Hell Hath Frozen Over: Court Docs Suggest Repeat of Obama/Copenhagen, Biden EPA Plans to Spring Unprecedented “Back Door” Climate Rule, One Obama’s EPA Chief Called “Not Advisable”, in Glasgow
The Biden Administration appears set to subtly affirm in October a “‘Back Door’ Climate Plan” — or the specifics of how it intends to “decarbonize the U.S. economy” in the next decade — if hiding it in a secondary “ozone NAAQS” which the administration will days later unveil, in its pursuit of praise from the global environmental establishment, at a November “climate” conference in Glasgow, Scotland.
Emails with activists and obtained from state attorneys general confirm this end-run, repeating the theatrical trappings of the Obama EPA’s first-year radicalization of the Agency, is employed because the required legislation is simply not feasible and to avoid the political and likely legal suicide of trying to openly and directly regulate greenhouse gases (GHGs) as “criteria pollutants” (i.e., setting a “primary NAAQS” for carbon dioxide or ‘GHG equivalent’).

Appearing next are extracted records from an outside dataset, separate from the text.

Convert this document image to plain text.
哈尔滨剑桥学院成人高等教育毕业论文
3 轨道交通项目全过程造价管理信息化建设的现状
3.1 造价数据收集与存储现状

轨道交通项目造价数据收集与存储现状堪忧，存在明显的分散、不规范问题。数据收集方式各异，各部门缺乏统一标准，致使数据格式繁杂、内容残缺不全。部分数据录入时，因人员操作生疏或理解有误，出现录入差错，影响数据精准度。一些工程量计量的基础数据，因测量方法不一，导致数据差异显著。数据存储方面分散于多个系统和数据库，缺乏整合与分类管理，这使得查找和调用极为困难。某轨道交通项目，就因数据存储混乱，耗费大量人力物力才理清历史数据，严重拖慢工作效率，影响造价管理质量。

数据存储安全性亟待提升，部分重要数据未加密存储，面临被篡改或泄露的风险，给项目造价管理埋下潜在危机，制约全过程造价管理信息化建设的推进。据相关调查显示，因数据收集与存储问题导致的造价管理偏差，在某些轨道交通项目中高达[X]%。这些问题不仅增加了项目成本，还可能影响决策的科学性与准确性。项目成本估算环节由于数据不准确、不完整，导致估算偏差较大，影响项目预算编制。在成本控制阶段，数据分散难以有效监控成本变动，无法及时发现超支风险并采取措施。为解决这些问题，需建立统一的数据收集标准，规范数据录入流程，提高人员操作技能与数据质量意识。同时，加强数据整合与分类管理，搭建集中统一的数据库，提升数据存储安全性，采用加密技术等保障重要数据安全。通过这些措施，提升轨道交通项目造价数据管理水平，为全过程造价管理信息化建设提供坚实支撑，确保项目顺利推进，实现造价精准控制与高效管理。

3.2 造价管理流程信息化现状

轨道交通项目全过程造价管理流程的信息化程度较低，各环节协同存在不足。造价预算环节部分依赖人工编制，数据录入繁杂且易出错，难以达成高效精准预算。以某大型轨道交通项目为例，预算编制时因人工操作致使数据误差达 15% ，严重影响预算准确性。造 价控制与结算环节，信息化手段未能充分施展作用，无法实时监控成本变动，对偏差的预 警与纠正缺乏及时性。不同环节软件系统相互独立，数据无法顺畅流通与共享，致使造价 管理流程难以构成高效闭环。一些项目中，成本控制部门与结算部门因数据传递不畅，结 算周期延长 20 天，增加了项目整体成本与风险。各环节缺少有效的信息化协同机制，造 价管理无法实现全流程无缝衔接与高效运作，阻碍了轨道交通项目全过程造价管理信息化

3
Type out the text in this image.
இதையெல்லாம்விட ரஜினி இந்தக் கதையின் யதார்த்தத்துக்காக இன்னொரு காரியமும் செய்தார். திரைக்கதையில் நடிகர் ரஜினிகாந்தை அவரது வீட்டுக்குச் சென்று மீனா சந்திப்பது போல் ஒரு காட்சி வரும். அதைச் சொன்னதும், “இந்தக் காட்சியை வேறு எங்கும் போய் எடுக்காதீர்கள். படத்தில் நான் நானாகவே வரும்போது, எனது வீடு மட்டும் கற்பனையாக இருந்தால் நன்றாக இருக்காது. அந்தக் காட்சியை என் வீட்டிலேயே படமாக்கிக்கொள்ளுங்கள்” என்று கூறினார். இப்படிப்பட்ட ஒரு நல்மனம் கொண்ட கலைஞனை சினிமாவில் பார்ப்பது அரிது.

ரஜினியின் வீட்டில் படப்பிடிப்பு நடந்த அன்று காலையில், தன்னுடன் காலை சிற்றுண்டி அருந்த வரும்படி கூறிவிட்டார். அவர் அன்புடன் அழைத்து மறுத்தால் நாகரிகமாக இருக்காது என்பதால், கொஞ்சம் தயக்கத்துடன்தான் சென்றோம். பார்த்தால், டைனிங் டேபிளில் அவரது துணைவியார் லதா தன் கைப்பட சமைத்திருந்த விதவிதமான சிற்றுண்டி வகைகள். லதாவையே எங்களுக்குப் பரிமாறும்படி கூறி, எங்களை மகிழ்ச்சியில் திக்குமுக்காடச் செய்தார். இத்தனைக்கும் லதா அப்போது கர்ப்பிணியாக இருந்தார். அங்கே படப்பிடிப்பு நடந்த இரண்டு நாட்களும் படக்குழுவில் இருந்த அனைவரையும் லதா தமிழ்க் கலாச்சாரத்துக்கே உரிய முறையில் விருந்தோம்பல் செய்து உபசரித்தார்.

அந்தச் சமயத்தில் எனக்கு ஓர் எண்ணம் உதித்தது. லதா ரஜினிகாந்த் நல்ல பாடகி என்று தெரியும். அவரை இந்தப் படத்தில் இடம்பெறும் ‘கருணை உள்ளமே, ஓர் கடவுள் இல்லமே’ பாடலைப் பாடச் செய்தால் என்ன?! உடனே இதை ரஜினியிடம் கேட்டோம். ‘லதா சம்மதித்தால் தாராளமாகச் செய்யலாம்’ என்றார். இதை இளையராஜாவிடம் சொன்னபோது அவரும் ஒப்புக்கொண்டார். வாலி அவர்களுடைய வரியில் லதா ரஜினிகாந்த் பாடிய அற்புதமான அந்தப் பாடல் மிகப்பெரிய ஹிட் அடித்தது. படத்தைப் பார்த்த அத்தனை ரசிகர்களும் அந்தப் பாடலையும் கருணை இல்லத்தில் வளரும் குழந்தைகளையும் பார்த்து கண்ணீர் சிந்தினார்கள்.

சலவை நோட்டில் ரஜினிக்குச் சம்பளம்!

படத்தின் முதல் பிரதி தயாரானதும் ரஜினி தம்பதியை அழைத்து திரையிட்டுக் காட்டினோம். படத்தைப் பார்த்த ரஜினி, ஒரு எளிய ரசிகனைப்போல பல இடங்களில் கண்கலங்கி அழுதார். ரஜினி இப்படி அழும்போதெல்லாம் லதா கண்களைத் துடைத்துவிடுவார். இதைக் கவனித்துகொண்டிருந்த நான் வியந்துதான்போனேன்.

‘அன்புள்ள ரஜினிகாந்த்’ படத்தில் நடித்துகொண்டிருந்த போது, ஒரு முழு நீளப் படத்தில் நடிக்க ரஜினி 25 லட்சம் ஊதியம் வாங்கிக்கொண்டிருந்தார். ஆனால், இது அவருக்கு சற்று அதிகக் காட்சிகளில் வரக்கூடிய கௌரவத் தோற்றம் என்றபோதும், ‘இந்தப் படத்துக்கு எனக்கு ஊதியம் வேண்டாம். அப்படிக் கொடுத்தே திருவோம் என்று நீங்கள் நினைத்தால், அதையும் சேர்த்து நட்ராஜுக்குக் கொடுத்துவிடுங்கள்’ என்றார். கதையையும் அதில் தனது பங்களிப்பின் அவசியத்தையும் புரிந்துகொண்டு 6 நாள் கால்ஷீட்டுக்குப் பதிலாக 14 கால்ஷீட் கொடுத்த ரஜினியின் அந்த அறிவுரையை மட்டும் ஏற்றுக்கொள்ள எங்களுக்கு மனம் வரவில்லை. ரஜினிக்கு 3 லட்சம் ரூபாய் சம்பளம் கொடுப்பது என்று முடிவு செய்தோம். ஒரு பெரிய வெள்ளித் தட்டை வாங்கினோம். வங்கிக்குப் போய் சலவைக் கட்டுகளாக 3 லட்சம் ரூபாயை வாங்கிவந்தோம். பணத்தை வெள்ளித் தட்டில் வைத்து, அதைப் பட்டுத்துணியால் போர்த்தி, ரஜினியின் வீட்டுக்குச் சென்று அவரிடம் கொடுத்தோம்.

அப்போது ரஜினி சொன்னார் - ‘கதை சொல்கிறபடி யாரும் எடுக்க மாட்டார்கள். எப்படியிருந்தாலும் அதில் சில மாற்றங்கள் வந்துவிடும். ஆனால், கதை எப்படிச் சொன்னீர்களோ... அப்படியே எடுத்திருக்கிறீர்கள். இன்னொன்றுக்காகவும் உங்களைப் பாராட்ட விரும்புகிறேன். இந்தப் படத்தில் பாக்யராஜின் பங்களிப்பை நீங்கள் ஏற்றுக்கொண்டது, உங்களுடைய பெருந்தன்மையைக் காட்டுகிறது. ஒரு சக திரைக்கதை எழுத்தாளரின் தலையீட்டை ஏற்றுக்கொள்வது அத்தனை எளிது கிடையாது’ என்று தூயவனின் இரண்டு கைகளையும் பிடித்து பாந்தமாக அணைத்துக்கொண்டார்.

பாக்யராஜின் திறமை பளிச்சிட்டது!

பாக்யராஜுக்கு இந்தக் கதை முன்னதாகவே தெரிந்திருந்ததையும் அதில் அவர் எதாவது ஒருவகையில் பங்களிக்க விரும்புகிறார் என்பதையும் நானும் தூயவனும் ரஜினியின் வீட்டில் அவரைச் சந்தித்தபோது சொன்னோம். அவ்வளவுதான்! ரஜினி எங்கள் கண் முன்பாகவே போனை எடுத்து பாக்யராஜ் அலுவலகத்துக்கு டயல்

That the breathtaking move is in fact on its way was hinted at in a court filing by EPA in the DC Circuit on Thursday. A letter sent the same day to the White House by Congressional Republicans helps make the connection between this plan and the upcoming climate conference. A review of the history of the Obama-Biden EPA and White House makes the connection, and cynical orchestration to obtain international approval, irresistible.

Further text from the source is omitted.